Laser Sintering Control for Metal Additive Manufacturing by PDE Backstepping

Abstract

Metal additive manufacturing (AM) has been intensively advanced due to numerous industrial applications, such as automobiles, aerospace, consumer electronics, and medical devices. The dynamics of the melt pool via laser sintering for metal AM has been studied by means of the thermodynamic phase change model known as the “Stefan problem”. In this article, we develop a control design for the laser power to drive the depth of the melt pool to the desired set point. The governing equation is described by a partial differential equation (PDE) defined on a time-varying spatial domain, which is dependent on the PDE state, and the optical penetration of the laser energy affects the PDE dynamics in the domain as well as at the surface boundary. First, we design the full-state feedback control law utilizing the entire spatial profile of the temperature in the melt pool and the moving interface position. The closed-loop system is proven to satisfy some conditions to validate the physical model, and its origin is shown to be exponentially stable. Next, we propose an observer-based output feedback control law by reconstructing the temperature profile with the availability of only the measured interface position and prove the analogous properties of the closed-loop system.
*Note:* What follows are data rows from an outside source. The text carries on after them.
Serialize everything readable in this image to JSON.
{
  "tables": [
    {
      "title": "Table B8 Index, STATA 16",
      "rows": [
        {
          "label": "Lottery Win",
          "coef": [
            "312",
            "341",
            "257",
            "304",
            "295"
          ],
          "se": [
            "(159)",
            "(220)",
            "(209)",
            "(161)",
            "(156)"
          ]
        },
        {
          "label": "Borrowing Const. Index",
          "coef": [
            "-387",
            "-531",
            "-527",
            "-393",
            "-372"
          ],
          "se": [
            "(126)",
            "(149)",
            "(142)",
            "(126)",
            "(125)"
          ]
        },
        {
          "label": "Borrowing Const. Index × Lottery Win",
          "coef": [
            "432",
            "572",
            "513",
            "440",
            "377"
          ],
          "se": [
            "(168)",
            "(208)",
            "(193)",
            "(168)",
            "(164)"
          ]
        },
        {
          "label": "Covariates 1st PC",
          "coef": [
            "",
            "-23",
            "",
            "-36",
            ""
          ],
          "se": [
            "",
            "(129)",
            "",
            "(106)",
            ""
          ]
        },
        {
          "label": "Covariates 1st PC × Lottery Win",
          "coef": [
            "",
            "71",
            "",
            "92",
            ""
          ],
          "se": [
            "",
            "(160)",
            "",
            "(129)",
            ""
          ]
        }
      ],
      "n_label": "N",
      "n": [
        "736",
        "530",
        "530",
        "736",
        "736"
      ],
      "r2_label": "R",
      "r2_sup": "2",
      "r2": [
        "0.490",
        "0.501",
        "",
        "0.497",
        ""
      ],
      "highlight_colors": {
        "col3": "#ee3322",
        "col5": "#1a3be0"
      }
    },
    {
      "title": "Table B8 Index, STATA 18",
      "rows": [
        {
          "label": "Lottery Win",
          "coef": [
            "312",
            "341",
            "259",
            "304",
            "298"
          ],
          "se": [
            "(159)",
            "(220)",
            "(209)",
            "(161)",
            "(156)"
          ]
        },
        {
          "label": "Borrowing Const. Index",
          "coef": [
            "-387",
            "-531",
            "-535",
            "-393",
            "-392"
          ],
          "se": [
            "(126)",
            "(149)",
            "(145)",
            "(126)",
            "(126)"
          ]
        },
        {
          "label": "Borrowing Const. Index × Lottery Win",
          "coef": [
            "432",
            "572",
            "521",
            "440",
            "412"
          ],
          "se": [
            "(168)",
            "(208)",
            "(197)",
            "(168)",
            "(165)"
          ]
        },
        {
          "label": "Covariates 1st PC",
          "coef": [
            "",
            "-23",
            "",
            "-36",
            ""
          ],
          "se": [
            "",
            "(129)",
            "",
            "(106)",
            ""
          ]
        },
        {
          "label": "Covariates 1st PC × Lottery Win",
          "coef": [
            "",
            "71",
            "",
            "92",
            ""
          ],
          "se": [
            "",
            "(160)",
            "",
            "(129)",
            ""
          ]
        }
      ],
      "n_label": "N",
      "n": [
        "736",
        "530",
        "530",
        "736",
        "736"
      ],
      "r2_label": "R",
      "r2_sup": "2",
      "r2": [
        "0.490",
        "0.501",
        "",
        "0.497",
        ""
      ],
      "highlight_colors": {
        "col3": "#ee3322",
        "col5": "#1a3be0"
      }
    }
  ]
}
Numerical simulation for a controller designed on a single-phase Stefan model is conducted on a more complex and realistic two-phase Stefan model, which incorporates the cooling effect from the solid phase. In addition, a bias in the interface location measurement is considered. The numerical results illustrate the robustness of the proposed feedback. By lowering the initial temperature in the solid and by increasing the interface sensor bias to more extreme levels, which leads to the controller’s failure (where the failure is exhibited through the entire metal freezing and the melt pool disappearing), we explore the limits of how much uncertainty our control law can handle.